Bereits während meines Studiums faszinierte mich die Kunstrichtung Landart, die die Natur als Medium der Gestaltung nutzt. In meinem Referendariat bin ich nun verstärkt im Bereich der ästhetischen Erziehung eingesetzt. Hier erlebe ich hautnah und täglich die Bedeutung der aktiv handelnden Auseinandersetzung mit künstlerisch-ästhetischen Aufgabengebieten, weshalb ich dem vorangestellten Zitat nur zustimmen kann. In einer Welt, in der Schüler ihre Umwelt kaum mehr zur produktiven, phantasievollen und kreativen Eigentätigkeit nutzen und deshalb eine Unterreizung der Sinne im emotionalen, motorischen, taktilen und haptischen Bereich erfahren, vermag Landart diesen Faktoren entgegenzuwirken. Als Möglichkeit des außerschulischen Lernens, verbunden mit dem ganzheitlichen Konzept des Lernens mit Kopf, Herz und Hand, öffnet sie einen neuen Weg zur Natur und fördert dabei die sinnliche Wahrnehmungs- und Erlebnisfähigkeit der Schüler.
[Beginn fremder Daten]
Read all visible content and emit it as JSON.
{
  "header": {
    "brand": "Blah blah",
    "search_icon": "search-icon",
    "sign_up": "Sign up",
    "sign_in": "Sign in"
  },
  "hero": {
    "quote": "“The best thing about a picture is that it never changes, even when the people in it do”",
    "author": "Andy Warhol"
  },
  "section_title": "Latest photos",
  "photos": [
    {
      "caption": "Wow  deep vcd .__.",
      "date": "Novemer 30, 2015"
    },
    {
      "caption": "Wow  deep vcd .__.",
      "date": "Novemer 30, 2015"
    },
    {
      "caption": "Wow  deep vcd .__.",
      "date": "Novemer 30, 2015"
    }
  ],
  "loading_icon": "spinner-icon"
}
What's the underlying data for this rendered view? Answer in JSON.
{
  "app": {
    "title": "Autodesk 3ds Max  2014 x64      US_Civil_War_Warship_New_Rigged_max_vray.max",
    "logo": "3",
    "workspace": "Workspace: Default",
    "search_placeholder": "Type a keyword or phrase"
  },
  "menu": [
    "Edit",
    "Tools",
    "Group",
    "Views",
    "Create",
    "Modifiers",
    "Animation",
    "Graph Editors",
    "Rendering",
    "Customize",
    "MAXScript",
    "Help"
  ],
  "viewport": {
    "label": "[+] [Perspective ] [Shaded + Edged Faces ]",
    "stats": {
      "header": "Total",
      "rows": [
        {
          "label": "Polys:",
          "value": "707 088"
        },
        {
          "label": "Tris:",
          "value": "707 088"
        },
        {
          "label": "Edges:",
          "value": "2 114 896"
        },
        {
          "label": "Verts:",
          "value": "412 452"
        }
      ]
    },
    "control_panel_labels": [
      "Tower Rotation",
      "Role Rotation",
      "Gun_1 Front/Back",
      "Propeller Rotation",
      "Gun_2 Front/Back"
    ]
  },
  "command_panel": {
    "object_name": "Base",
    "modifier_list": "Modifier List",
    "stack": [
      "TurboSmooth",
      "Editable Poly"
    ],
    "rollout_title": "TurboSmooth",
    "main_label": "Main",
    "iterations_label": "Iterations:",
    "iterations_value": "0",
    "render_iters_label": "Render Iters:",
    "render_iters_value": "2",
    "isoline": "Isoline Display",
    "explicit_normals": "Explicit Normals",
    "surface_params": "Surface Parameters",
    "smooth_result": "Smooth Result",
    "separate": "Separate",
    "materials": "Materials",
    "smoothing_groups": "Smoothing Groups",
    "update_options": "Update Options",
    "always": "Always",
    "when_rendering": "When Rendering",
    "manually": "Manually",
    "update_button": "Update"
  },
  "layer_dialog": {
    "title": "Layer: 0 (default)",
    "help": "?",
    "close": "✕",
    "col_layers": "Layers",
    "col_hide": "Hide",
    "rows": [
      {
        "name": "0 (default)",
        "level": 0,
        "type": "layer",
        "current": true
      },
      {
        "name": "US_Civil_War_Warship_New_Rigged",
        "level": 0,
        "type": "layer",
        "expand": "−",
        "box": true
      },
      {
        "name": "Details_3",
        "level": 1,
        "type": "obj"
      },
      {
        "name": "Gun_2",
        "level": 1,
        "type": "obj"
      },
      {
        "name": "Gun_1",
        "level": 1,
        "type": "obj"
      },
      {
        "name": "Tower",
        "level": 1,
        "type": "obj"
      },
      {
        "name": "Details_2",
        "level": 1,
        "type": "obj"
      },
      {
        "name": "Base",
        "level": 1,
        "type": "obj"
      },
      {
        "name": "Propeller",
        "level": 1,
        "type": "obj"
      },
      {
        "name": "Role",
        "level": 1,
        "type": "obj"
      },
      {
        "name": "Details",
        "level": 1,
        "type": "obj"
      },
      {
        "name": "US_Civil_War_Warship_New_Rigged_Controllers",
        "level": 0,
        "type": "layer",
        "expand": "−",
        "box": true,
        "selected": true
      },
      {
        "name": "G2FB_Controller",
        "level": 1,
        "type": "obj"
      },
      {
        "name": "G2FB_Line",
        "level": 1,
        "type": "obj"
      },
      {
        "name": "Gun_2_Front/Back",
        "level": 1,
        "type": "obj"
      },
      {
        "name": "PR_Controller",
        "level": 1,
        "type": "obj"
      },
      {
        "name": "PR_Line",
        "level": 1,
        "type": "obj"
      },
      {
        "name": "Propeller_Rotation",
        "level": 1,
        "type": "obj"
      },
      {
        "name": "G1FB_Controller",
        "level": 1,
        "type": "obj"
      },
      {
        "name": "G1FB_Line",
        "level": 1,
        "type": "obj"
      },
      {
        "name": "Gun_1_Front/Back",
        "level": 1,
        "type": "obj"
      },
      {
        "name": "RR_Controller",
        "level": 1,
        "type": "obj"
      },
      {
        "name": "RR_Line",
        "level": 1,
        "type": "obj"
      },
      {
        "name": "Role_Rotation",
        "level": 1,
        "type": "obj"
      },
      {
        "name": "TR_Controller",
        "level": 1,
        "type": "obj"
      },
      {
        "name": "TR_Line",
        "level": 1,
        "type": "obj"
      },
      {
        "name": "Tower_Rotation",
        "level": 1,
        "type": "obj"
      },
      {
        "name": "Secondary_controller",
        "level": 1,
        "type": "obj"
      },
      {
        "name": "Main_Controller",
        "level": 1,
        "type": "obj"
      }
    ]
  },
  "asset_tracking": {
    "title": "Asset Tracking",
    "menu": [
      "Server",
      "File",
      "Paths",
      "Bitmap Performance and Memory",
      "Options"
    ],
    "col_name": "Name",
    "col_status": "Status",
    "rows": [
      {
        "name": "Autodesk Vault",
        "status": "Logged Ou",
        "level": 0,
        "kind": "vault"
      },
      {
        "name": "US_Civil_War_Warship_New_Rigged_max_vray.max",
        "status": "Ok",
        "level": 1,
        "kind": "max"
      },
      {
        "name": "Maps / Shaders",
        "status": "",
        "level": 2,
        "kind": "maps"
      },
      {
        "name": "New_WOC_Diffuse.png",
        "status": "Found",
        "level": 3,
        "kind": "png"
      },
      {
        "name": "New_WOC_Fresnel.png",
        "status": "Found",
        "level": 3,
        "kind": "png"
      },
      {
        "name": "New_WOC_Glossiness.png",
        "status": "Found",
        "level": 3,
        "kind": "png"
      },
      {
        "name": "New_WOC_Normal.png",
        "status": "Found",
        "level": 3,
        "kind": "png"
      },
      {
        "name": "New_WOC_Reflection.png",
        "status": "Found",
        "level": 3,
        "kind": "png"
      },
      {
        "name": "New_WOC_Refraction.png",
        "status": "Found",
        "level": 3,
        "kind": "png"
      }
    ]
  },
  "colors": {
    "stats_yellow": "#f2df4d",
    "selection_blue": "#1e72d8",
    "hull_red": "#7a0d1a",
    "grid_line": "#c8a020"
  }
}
In den letzten eineinhalb Jahren konnte ich beobachten und erkennen, dass die Schüler der Klasse 4 sehr aufgeschlossen gegenüber neuen Künstlern, Kunstrichtungen, Techniken und Materialien sind.[4] Ich gehe davon aus, dass die Schüler dieses offenkundige Interesse ebenfalls beim Thema „Landart“ aufweisen werden, da Landart in ihrer Abstraktion und „Einfachheit“ allen Schülern gerecht wird, ohne dabei den künstlerischen und ästhetischen Anspruch zu verlieren.[5] Zudem zählt die Natur zum Erfahrungsbereich der Schüler.[6]

Da Landart ein Teilbereich der Erlebnispädagogik ist[7], wird das pädagogische Konzept in dieser Kunstrichtung vorgeschrieben. Nach Beuys’ Zitat gilt es nun also nur noch zu „handeln“.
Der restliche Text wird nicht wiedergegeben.